Otro símbolo: la cruz. Tenía una dorada en la mano que brillaba a la luz de la mañana. Esto también alejaba a los vampiros.

¿Por qué? ¿Tenía que existir una respuesta lógica, algo que pudiera aceptar sin caer en la superstición?

Sólo podía saberlo de un modo.

Sacó a la mujer de la cama, sin reparar en que siempre experimentaba con mujeres. No le preocupaba admitir que la observación fuese válida. Era el primer vampiro con que había tropezado, nada más. Es cierto que había un hombre en el vestíbulo, pero no iba a violar a la mujer. Aunque a veces se sorprendía a sí mismo. La conciencia de otro tiempo se había transformado en una molesta compañía.

La llevó a su casa, y durante la tarde no estuvo con ella. Estuvo en el garaje revisando la camioneta.

Por fin llegó la misericordiosa noche. Neville cerró el garaje, entró en la casa y atrancó la puerta. Luego se sirvió una copa y se sentó en el sillón, frente a la mujer.

Del techo, justo sobre su cara, pendía una cruz.

Hacia las seis y media la mujer abrió los ojos, de pronto, como el que despierta con una obligación determinada y no entra en vigilia perezosamente, sino con movimientos claros y precisos.

Tan pronto como vio la cruz, apartó los ojos, con un ronco jadeo, agitándose en la silla.

—¿Por qué le asusta? —preguntó Neville, sobresaltándose ante el sonido de su propia voz.

La mujer miró a Neville. Le brillaron los ojos y la lengua lamió los labios como si no formara parte de la boca. El cuerpo se le contraía tratando de acercarse a él. Profirió un gruñido gutural. Parece un perro cuando defiende su hueso, pensó Neville estremeciéndose.

—La cruz —preguntó nerviosamente—. ¿Por qué le tiene miedo?

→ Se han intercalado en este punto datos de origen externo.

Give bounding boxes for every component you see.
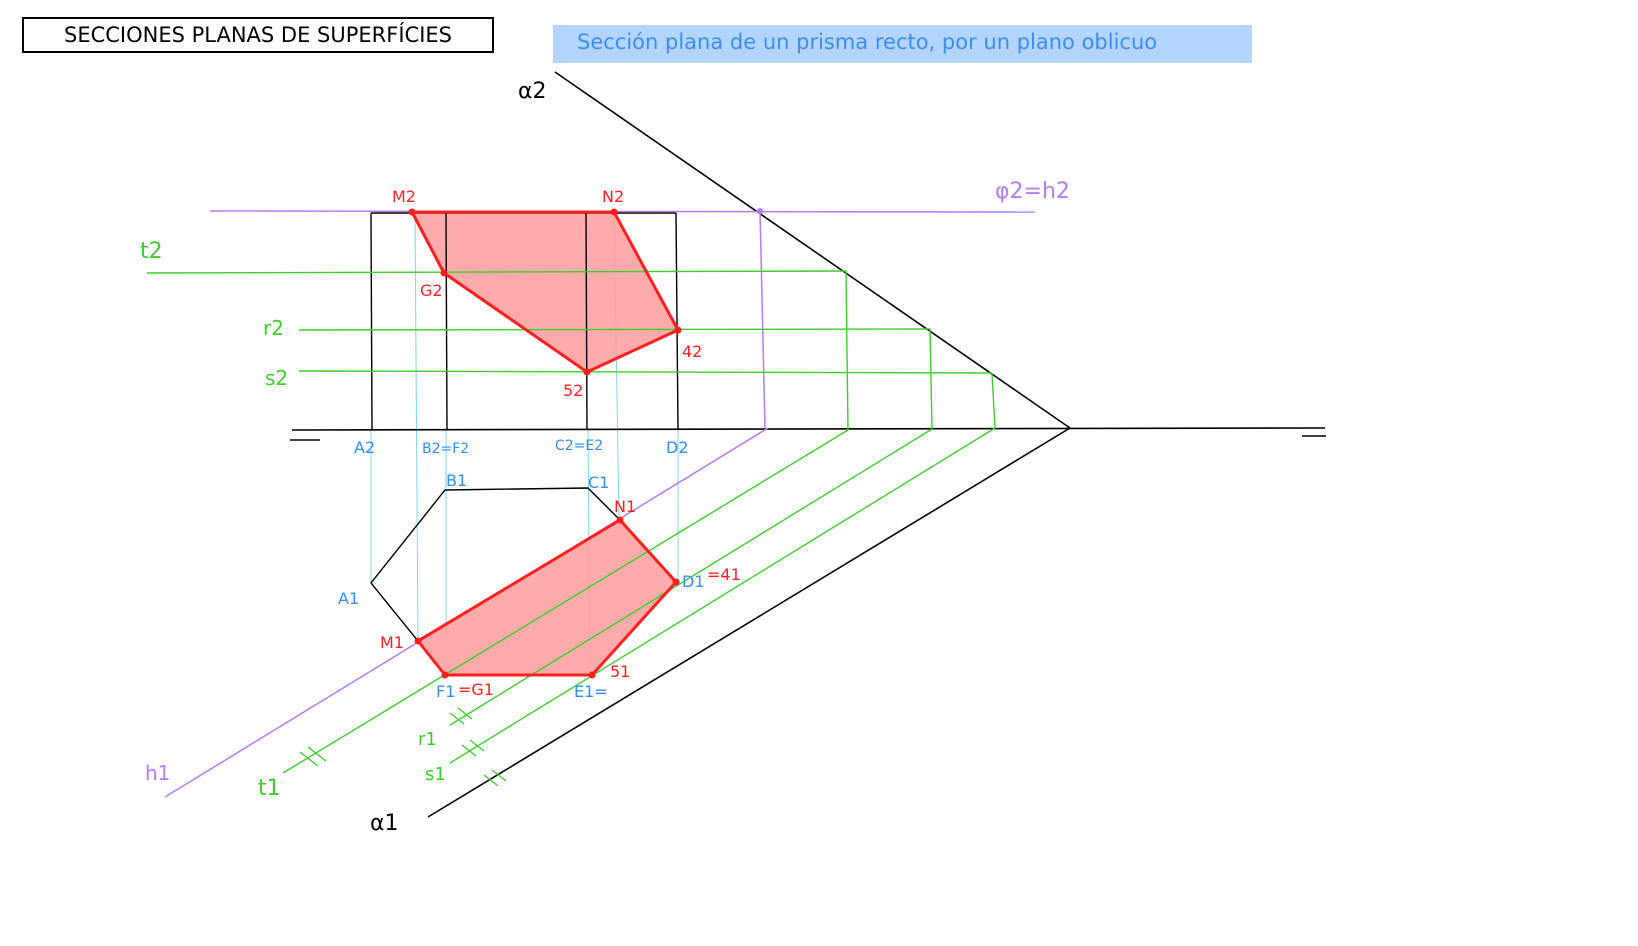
t-recall-line bbox=[845, 270, 849, 431]
alpha1-trace bbox=[427, 427, 1071, 818]
prism-base-plan bbox=[370, 487, 621, 642]
t1-line bbox=[282, 429, 849, 774]
subtitle-banner: Sección plana de un prisma recto, por un… bbox=[553, 25, 1252, 63]
t2-line bbox=[146, 270, 847, 274]
parallel-ticks bbox=[299, 707, 507, 787]
s1-label: s1 bbox=[425, 764, 446, 785]
p42-label: 42 bbox=[682, 342, 702, 361]
labels: α2 α1 φ2=h2 h1 t2 r2 s2 t1 r1 s1 M2 N2 G… bbox=[140, 79, 1070, 836]
h1-label: h1 bbox=[145, 761, 170, 785]
f1-label: F1 bbox=[436, 682, 455, 701]
m1-label: M1 bbox=[380, 633, 404, 652]
s1-line bbox=[449, 427, 996, 764]
e1-label: E1= bbox=[574, 682, 608, 701]
phi-intersection-point bbox=[757, 208, 763, 214]
r1-label: r1 bbox=[418, 729, 437, 750]
ground-line bbox=[291, 427, 1326, 431]
prism-edge-b bbox=[445, 212, 448, 430]
alpha1-label: α1 bbox=[370, 811, 399, 836]
g2-label: G2 bbox=[420, 281, 443, 300]
p52-label: 52 bbox=[563, 381, 583, 400]
r-recall-line bbox=[929, 328, 933, 430]
r2-line bbox=[298, 328, 931, 331]
g1-label: =G1 bbox=[458, 680, 494, 699]
section-front-outline bbox=[410, 210, 680, 374]
page-title: SECCIONES PLANAS DE SUPERFÍCIES bbox=[22, 17, 494, 53]
p41-label: =41 bbox=[707, 565, 741, 584]
b1-label: B1 bbox=[446, 471, 467, 490]
d2-label: D2 bbox=[666, 438, 689, 457]
traces bbox=[290, 71, 1326, 818]
alpha2-trace bbox=[554, 71, 1071, 429]
t2-label: t2 bbox=[140, 239, 163, 264]
a2-label: A2 bbox=[354, 438, 375, 457]
section-plan-outline bbox=[416, 518, 678, 677]
s2-label: s2 bbox=[265, 366, 288, 390]
alpha2-label: α2 bbox=[518, 79, 547, 104]
s-recall-line bbox=[991, 372, 996, 429]
b2-f2-label: B2=F2 bbox=[422, 441, 469, 457]
prism-edge-a bbox=[370, 212, 373, 431]
m2-label: M2 bbox=[392, 187, 416, 206]
phi2-h2-label: φ2=h2 bbox=[995, 179, 1070, 204]
section-points bbox=[408, 208, 682, 679]
phi2-line bbox=[209, 210, 1036, 213]
c2-e2-label: C2=E2 bbox=[555, 438, 603, 454]
n2-label: N2 bbox=[602, 187, 624, 206]
p51-label: 51 bbox=[610, 662, 630, 681]
r2-label: r2 bbox=[263, 316, 284, 340]
auxiliary-lines bbox=[146, 270, 996, 787]
n1-label: N1 bbox=[614, 497, 636, 516]
t1-label: t1 bbox=[258, 776, 281, 801]
d1-label: D1 bbox=[682, 572, 705, 591]
prism-edge-c bbox=[585, 212, 588, 430]
projection-line-m bbox=[414, 212, 419, 642]
a1-label: A1 bbox=[338, 589, 359, 608]
section-outlines bbox=[410, 210, 680, 677]
c1-label: C1 bbox=[588, 473, 609, 492]
prism-edge-d bbox=[675, 212, 679, 430]
section-front-fill bbox=[412, 212, 678, 372]
s2-line bbox=[298, 370, 993, 374]
section-plan-fill bbox=[418, 520, 676, 675]
phi-recall-line bbox=[759, 210, 766, 429]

La mujer trató de librarse de sus ataduras, las manos en los bordes de la silla. No hablaba, sólo respiraba jadeando.

—¡La cruz! —gritó Neville furiosamente.

Se puso de pie. El vaso cayó y se derramó sobre la alfombra. Cogió la cruz con dedos rígidos y se la acercó a la cara. La mujer apartó la cabeza con un sordo grito de horror y se retorció en la silla.

—¡Mírela! —aulló Neville.

El terror paralizaba a la mujer. La mirada extraviada se paseaba por el cuarto; ojos grandes y blancos con pupilas negras como el hollín.

Neville le tocó el hombro pero en seguida retiró la mano, ensangrentada, con los dientes marcados.

Sintió un nudo en el estómago. Rápidamente, la abofeteó hasta doblarle la cabeza.

Minutos más tarde arrojaba el cuerpo a la calle y cerraba la puerta inmediatamente. Permaneció un rato apoyado en la puerta, respirando pesadamente. A pesar del aislamiento de las paredes, los oyó aullar como chacales, disputándose los restos.

Poco después fue al cuarto de baño y se limpió las heridas con alcohol, gozando con el dolor.